Results from the South Africa trial are due in 2020. If successful, they’d be a boon not only for HIV vaccine research, but also for in-the-now human treatment. The country is the world’s HIV capital, with an estimated seven million infected people. The vaccine—customized to attack South Africa’s dominant HIV subtype—would be theoretically less effective in the US or Venezuela. But Dr. Larry Corey, HVTN’s principal investigator and former President and Director of the Fred Hutchinson Cancer Research Center, says the vaccine is showing good responses across subtypes, called clades, which bodes well for broader application. “We’re starting to think maybe we don’t have to completely re-engineer the vaccine for different geographic regions,” he says. “If we get good efficacy in Africa and there are markers for the same kinds of antibodies in clade B or clade A or clade D, then let’s go there!

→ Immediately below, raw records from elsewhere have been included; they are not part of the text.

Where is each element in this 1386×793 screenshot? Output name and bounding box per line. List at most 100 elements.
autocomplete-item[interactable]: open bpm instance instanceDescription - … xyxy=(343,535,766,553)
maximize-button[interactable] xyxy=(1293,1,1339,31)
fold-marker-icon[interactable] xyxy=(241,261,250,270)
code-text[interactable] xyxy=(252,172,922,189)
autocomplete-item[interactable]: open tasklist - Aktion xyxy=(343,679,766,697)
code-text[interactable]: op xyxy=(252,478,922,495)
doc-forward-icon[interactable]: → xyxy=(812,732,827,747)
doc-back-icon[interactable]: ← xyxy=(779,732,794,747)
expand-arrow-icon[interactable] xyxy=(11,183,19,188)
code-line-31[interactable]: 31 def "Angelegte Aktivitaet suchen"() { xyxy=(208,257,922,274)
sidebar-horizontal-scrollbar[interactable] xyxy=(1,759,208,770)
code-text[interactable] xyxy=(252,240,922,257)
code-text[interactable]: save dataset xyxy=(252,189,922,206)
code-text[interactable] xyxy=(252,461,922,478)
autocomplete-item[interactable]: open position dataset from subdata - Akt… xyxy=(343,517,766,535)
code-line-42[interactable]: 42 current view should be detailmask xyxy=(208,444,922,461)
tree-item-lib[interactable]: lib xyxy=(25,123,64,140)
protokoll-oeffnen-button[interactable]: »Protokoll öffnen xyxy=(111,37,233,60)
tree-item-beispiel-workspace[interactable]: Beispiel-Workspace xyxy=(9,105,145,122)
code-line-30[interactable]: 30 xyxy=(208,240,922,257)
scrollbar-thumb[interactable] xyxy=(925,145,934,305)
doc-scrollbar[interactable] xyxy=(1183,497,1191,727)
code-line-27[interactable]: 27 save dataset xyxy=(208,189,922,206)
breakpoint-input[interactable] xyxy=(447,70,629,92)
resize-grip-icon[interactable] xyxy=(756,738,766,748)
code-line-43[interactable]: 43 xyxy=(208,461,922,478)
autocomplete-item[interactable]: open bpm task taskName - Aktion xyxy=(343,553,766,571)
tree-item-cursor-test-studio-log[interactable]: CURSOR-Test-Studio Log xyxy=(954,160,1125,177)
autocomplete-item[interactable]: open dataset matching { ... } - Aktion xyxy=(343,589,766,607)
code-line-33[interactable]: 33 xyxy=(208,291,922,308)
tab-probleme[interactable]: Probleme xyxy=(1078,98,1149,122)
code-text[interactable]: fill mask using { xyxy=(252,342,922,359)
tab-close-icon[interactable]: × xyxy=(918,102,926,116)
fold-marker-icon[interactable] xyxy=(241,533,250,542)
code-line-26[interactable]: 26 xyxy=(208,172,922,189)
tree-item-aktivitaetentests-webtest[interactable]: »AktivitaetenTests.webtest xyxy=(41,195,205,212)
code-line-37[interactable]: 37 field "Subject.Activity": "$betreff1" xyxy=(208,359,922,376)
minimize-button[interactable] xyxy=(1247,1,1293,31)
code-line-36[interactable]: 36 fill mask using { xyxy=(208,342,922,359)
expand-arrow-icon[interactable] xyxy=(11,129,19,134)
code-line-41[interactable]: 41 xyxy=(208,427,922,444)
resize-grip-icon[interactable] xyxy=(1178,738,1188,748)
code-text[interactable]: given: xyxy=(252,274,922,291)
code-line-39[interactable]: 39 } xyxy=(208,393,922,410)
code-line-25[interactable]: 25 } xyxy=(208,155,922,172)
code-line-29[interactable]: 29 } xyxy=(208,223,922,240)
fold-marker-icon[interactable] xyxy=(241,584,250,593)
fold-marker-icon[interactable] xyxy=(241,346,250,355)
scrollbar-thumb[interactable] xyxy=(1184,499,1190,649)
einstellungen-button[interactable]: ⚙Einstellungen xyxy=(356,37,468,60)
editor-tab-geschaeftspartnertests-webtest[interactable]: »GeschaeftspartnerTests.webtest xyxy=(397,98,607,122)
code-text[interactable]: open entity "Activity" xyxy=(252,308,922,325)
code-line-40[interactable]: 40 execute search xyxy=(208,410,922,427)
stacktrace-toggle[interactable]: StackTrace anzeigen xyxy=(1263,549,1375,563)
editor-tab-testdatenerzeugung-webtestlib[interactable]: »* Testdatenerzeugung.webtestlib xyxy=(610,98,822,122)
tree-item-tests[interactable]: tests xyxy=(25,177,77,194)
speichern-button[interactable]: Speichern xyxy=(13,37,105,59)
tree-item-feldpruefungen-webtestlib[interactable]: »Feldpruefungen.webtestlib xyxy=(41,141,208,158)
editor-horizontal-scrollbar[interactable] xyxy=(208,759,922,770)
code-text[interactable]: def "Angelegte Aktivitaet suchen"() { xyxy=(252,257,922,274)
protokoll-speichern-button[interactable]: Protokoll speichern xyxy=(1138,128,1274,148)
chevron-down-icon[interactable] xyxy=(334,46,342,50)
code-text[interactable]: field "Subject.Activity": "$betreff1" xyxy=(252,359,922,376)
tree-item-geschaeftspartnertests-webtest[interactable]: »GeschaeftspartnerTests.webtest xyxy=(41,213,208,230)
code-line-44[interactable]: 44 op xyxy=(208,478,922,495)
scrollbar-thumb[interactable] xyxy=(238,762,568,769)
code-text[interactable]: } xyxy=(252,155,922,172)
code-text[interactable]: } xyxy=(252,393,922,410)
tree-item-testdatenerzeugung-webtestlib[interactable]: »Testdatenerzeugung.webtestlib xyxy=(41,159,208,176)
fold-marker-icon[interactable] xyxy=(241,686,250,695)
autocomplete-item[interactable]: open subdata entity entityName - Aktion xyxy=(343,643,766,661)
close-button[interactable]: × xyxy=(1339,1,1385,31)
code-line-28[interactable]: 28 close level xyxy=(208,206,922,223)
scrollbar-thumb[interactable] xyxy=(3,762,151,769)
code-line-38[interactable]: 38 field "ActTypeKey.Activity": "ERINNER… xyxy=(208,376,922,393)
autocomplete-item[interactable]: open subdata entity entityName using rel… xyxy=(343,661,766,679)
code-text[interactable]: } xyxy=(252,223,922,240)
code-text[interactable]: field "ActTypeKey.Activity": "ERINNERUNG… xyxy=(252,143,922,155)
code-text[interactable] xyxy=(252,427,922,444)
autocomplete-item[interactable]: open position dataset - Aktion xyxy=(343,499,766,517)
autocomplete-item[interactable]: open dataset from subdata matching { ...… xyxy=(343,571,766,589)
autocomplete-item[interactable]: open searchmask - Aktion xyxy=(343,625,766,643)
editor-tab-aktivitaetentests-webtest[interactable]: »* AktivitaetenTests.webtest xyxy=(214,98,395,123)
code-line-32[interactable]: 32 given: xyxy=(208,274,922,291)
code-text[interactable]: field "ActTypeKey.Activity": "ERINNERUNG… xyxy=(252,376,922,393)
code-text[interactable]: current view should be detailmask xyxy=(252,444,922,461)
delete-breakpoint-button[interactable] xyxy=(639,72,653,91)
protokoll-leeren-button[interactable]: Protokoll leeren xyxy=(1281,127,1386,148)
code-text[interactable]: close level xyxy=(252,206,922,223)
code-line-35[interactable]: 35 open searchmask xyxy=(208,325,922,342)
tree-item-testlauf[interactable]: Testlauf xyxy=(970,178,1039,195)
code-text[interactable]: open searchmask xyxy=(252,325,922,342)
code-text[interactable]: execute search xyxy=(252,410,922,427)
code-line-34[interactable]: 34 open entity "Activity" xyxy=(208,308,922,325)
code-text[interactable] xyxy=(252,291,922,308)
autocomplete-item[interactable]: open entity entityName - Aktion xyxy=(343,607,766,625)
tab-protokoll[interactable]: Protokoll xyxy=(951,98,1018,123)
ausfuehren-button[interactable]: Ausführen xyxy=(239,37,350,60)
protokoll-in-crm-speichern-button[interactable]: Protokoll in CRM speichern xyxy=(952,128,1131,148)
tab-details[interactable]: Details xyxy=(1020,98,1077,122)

Let’s carry those vials all over the world!”
While a real clade-hopping HIV vaccine is still years away, this work is already showing real time impacts on vaccines against other infections. “It’s a driver for the whole modernization and evolution of vaccinology into a rigorous molecular science,” says Burton. The universal flu vaccine is a great example. Each year’s flu vaccine is based on the most recent strain available. Which works reasonably well, but is not perfect—people still get sick. This year researchers announced a new generation of universal flu vaccines ready to go to clinical trials. One covers 88 percent of global strains, and a US-specific vaccine covers 95 percent of domestic strains. With that kind of vaccine you could save all your sick days for trips to the beach.